Department of Interventional Radiology, The First Affiliated Hospital of Zhengzhou University, Zhengzhou, 450052, Henan, China.
Department of Respiratory and Critical Care Medicine, The First Affiliated Hospital of Zhengzhou University, Zhengzhou, 450052, Henan, China.
BMC Biol. 2024 Mar 22;22(1):69. doi: 10.1186/s12915-024-01866-5.
Recently, long non-coding RNAs (lncRNAs) have been demonstrated as essential roles in tumor immune microenvironments (TIME). Nevertheless, researches on the clinical significance of TIME-related lncRNAs are limited in lung adenocarcinoma (LUAD).
Single-cell RNA sequencing and bulk RNA sequencing data are integrated to identify TIME-related lncRNAs. A total of 1368 LUAD patients are enrolled from 6 independent datasets. An integrative machine learning framework is introduced to develop a TIME-related lncRNA signature (TRLS).
This study identified TIME-related lncRNAs from integrated analysis of single‑cell and bulk RNA sequencing data. According to these lncRNAs, a TIME-related lncRNA signature was developed and validated from an integrative procedure in six independent cohorts. TRLS exhibited a robust and reliable performance in predicting overall survival. Superior prediction performance barged TRLS to the forefront from comparison with general clinical features, molecular characters, and published signatures. Moreover, patients with low TRLS displayed abundant immune cell infiltration and active lipid metabolism, while patients with high TRLS harbored significant genomic alterations, high PD-L1 expression, and elevated DNA damage repair (DDR) relevance. Notably, subclass mapping analysis of nine immunotherapeutic cohorts demonstrated that patients with high TRLS were more sensitive to immunotherapy.
This study developed a promising tool based on TIME-related lncRNAs, which might contribute to tailored treatment and prognosis management of LUAD patients.
最近,长链非编码 RNA(lncRNA)被证明在肿瘤免疫微环境(TIME)中具有重要作用。然而,在肺腺癌(LUAD)中,关于与 TIME 相关的 lncRNA 的临床意义的研究还很有限。
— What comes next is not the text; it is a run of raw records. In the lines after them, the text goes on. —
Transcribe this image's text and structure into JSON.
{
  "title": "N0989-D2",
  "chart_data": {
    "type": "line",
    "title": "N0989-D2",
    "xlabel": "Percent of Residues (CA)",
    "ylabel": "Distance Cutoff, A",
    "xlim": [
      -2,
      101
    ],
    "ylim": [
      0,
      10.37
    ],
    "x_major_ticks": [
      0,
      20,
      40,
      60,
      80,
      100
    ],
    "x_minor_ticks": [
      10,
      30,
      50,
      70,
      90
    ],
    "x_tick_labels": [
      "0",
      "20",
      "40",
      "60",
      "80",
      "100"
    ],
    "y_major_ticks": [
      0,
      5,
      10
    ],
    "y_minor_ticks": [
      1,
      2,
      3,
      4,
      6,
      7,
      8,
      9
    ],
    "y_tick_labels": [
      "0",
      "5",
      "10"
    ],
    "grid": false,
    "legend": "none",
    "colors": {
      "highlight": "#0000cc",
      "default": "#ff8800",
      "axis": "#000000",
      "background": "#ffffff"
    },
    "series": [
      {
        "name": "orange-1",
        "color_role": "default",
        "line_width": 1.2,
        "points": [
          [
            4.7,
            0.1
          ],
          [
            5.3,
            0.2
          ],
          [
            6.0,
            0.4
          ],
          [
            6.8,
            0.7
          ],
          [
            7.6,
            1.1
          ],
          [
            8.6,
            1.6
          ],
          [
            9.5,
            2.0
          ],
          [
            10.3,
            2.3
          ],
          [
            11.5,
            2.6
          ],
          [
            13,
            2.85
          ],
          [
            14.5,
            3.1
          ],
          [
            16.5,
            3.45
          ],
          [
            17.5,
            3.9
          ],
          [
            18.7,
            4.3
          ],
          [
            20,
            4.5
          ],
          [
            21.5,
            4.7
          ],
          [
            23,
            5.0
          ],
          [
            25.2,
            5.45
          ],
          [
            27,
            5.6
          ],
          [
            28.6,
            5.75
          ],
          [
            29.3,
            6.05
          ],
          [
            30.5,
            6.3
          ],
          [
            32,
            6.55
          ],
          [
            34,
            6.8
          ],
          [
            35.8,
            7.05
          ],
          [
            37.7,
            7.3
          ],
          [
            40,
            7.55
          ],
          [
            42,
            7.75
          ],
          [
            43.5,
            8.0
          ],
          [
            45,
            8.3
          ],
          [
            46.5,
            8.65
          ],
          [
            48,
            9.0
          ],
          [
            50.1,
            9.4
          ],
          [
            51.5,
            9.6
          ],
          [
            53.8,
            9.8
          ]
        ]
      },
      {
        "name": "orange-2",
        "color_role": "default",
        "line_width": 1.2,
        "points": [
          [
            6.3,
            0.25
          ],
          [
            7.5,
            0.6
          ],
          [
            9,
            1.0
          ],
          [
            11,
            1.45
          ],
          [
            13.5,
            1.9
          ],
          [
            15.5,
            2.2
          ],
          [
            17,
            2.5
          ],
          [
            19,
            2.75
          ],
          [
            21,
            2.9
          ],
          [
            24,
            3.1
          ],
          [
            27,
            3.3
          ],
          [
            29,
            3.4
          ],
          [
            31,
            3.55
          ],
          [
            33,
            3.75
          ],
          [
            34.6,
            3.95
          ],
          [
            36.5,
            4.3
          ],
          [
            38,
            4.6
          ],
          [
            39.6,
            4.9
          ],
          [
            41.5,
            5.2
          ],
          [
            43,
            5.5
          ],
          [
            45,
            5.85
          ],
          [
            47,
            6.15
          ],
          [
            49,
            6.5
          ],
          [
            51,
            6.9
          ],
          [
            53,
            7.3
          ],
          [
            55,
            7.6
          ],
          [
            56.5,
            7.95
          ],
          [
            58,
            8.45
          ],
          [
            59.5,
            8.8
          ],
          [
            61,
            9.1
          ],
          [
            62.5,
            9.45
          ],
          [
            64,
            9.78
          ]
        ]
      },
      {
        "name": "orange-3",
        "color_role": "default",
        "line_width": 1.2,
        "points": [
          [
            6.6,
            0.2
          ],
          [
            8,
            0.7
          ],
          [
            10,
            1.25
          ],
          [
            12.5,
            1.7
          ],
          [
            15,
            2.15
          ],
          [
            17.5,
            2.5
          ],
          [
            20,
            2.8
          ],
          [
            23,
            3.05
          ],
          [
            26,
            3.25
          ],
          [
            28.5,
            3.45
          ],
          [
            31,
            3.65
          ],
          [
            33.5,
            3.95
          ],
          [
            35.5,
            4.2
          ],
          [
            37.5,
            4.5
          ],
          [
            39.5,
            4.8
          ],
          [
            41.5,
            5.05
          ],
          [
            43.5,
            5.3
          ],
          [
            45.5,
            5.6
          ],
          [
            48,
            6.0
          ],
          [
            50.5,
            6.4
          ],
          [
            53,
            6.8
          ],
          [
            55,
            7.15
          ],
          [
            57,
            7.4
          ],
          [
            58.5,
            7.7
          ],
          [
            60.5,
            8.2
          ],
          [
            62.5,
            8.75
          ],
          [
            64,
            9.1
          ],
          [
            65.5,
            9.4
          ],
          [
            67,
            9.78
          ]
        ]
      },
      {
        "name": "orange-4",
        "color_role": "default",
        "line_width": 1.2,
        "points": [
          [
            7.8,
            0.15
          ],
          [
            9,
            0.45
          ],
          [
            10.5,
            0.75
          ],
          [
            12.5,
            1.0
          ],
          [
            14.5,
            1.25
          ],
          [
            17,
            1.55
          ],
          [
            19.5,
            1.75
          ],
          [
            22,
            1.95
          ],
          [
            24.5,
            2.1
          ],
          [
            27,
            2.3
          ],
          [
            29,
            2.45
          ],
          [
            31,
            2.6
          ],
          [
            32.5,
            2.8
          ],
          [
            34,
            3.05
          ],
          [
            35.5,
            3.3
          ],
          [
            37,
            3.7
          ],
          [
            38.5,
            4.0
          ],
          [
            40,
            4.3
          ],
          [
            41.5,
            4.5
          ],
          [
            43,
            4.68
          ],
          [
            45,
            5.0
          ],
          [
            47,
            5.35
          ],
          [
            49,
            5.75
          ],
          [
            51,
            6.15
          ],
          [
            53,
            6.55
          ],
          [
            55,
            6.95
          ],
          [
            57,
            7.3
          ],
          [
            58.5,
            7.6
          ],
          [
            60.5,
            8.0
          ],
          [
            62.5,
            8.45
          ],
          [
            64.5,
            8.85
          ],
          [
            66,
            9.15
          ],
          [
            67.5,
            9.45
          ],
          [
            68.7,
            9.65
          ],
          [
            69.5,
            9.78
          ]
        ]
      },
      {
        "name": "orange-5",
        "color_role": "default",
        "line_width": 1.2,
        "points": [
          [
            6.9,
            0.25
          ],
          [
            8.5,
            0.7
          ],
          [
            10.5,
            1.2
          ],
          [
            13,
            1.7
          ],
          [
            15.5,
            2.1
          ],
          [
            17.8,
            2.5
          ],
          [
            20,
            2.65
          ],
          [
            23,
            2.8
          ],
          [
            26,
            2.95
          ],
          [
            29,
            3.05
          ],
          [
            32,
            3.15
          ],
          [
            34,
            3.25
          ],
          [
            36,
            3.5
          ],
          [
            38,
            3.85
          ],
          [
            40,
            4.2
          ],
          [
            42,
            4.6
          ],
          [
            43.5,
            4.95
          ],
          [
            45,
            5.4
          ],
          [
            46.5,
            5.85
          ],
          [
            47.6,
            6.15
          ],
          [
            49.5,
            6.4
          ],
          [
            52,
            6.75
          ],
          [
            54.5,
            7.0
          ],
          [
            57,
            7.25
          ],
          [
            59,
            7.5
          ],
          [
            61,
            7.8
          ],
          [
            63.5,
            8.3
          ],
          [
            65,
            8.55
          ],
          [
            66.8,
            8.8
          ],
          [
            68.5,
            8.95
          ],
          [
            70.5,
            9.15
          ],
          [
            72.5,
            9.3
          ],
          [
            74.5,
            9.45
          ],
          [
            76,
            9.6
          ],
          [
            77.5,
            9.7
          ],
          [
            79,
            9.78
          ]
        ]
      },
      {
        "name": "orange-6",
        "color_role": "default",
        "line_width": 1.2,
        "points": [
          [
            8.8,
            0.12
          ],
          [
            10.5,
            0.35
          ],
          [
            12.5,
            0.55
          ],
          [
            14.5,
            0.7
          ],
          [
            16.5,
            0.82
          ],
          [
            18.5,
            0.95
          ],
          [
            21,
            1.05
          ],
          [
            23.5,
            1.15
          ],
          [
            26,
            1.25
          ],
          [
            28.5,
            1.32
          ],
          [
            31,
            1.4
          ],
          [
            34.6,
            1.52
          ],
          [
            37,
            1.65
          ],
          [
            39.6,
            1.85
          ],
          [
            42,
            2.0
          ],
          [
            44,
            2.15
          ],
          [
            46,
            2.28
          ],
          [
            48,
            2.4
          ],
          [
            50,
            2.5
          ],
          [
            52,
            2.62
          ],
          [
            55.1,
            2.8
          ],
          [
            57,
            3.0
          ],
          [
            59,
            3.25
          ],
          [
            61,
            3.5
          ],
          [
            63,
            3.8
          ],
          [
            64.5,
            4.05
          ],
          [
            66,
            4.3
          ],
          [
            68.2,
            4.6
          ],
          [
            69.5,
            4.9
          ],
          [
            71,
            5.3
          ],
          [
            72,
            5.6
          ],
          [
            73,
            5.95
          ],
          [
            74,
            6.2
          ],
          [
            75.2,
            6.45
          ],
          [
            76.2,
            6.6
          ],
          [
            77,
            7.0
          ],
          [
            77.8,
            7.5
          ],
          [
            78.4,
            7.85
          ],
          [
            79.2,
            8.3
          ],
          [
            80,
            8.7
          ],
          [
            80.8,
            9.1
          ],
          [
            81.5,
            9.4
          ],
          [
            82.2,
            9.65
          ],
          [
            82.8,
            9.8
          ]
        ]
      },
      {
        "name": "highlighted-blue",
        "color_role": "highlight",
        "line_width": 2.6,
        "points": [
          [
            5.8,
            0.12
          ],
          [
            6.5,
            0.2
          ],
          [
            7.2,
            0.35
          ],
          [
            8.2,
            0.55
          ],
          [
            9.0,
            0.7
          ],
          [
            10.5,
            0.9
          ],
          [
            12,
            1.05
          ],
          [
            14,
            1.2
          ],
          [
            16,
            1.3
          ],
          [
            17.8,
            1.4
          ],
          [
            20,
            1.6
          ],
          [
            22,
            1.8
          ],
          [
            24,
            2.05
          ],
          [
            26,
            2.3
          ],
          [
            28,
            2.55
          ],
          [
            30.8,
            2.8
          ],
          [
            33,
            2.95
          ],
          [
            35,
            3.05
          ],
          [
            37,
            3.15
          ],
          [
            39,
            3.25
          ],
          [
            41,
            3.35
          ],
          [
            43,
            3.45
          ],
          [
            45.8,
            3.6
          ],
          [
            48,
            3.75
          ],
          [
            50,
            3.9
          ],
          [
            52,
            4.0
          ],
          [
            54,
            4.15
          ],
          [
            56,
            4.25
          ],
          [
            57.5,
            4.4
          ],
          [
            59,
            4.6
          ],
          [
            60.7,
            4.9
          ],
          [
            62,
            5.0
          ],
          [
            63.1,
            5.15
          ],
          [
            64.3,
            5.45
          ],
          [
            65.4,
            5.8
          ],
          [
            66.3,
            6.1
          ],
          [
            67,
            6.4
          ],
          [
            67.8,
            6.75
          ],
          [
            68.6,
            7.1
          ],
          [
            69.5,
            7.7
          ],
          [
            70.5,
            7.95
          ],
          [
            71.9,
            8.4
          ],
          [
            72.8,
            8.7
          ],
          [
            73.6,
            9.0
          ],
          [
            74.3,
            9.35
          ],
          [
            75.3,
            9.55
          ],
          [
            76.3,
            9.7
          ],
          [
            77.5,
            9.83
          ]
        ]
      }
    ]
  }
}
整合单细胞 RNA 测序和批量 RNA 测序数据,以鉴定与 TIME 相关的 lncRNAs。从 6 个独立数据集共纳入 1368 例 LUAD 患者。引入了一种综合机器学习框架来开发与 TIME 相关的 lncRNA 特征(TRLS)。
本研究通过单细胞和批量 RNA 测序数据的综合分析鉴定了与 TIME 相关的 lncRNAs。根据这些 lncRNAs,从六个独立队列的综合程序中开发并验证了一个与 TIME 相关的 lncRNA 特征。TRLS 在预测总生存期方面表现出强大而可靠的性能。与一般临床特征、分子特征和已发表的特征相比,优越的预测性能使 TRLS 脱颖而出。此外,低 TRLS 患者表现出丰富的免疫细胞浸润和活跃的脂质代谢,而高 TRLS 患者则具有显著的基因组改变、高 PD-L1 表达和升高的 DNA 损伤修复(DDR)相关性。值得注意的是,对 9 个免疫治疗队列的亚类映射分析表明,高 TRLS 患者对免疫治疗更敏感。
本研究开发了一种基于与 TIME 相关的 lncRNA 的有前途的工具,这可能有助于为 LUAD 患者提供量身定制的治疗和预后管理。